We had some additional camel-drivers from Kaleebah, who, of course, endeavoured to extort more than they had agreed for. When we had squabbled with them a little, we had the honour of receiving Sheikh Omer, of Mizdah, in the tent. He came with about thirty notables of the place, the greater part of whom sat outside the doorway, whilst he stroked his beard within, indulging in a touch of eau de Cologne and a cup of coffee. We read him the circular-letter of Izhet Pasha, and received all manner of civilities. The next day, indeed, he came to us to serve as guide through the country over which he wields delegated dominion. He had not far to go. His empire is a mere pocket one. The palm-trees are about three hundred in number, and there are but half-a-dozen diminutive fields of barley ripening in the ear, fed by irrigation from several wells which supply tolerably sweet water. A few onion-beds occur in the little gardens, which are partially shaded by some small trees.

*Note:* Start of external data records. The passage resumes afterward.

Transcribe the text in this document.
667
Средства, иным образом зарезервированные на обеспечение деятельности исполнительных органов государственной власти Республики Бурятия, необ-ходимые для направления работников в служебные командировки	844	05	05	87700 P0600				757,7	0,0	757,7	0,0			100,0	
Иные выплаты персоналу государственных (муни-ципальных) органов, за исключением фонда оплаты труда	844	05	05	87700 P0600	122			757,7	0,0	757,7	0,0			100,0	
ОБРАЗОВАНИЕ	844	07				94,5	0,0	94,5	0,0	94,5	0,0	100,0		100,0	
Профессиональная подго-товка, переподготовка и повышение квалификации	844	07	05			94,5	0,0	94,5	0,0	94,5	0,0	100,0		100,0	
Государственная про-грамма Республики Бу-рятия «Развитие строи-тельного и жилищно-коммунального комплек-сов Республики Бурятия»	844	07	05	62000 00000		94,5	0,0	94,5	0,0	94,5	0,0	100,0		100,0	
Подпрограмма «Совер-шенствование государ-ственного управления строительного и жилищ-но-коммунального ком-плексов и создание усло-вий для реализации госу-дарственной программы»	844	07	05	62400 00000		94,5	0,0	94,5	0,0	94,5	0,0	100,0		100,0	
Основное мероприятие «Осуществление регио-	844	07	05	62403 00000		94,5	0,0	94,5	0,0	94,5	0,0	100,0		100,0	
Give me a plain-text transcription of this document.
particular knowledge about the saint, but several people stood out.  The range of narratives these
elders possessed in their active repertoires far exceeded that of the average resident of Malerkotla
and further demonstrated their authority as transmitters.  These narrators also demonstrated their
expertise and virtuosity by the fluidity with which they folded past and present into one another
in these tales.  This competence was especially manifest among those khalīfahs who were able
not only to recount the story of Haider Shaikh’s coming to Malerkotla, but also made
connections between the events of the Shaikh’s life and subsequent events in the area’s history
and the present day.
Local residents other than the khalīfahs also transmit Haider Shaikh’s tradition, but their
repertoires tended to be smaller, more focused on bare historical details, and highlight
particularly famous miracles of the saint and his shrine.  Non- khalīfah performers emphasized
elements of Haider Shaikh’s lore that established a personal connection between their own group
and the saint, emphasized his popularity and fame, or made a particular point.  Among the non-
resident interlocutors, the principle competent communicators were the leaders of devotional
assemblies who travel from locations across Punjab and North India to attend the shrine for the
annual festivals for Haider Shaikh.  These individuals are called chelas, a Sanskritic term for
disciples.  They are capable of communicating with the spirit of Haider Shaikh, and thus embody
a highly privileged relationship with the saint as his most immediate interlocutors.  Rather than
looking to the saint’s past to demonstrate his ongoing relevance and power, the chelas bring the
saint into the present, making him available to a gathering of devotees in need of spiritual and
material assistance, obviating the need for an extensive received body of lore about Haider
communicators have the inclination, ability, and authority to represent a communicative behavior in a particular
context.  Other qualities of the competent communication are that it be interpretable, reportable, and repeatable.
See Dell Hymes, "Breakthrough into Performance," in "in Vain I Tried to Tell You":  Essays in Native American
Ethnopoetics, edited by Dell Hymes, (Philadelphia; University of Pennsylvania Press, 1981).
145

Sheikh Omer supplied us with copious bowls of milk; the most refreshing thing, after all, that can be drank in the heat of the day. We were, however, impatient to get off, but had to wait for a blacksmith to shoe the horses of our chaouch. The only knowing man in this department was away at some neighbouring village, and it was necessary to send messengers to find him. There being nothing better to do, the day, accordingly, was spent in quarrelling. We had at least a hundred tongue-skirmishes between our people and the people of Mizdah—between our chaouch and the other chaouch—between our chaouch and the sheikh of the country—between Yusuf and the Fezzanee—between every individual black and every other individual black—Between our chaouch particularly and all the people of Mizdah:—in short, there were as many rows as it were possible for a logician to find relations betwixt man and man.
I must not forget that our chaouch, in spite of all this effervescence, had got up this morning in a very pious state of mind. He told us that a marabout had appeared to him in a dream, and had said, “O man! go to Soudan with the Christians, and thou shalt return with the blessing of God upon thee!” This vision seemed to have made a deep impression upon him at the time, but he had forgotten it long before it had ceased to be the subject of my anxious thoughts—“O God, I beseech thee, indeed, to give us a prosperous journey! But thy will be done. We are entirely in thy hands!”
April 10th.—We had another glorious row this morning before starting. A man who had gone to fetch the blacksmith, and found him not, demanded payment of two Tunisian piastres. The chaouch, suspecting that he never went at all, but concealed himself in the village, would not pay him. This brought on a collision. Sheikh Omer supported us; and so all the people of the other village took part against us. Two of them were armed, and some of us thought it advisable to load our pistols.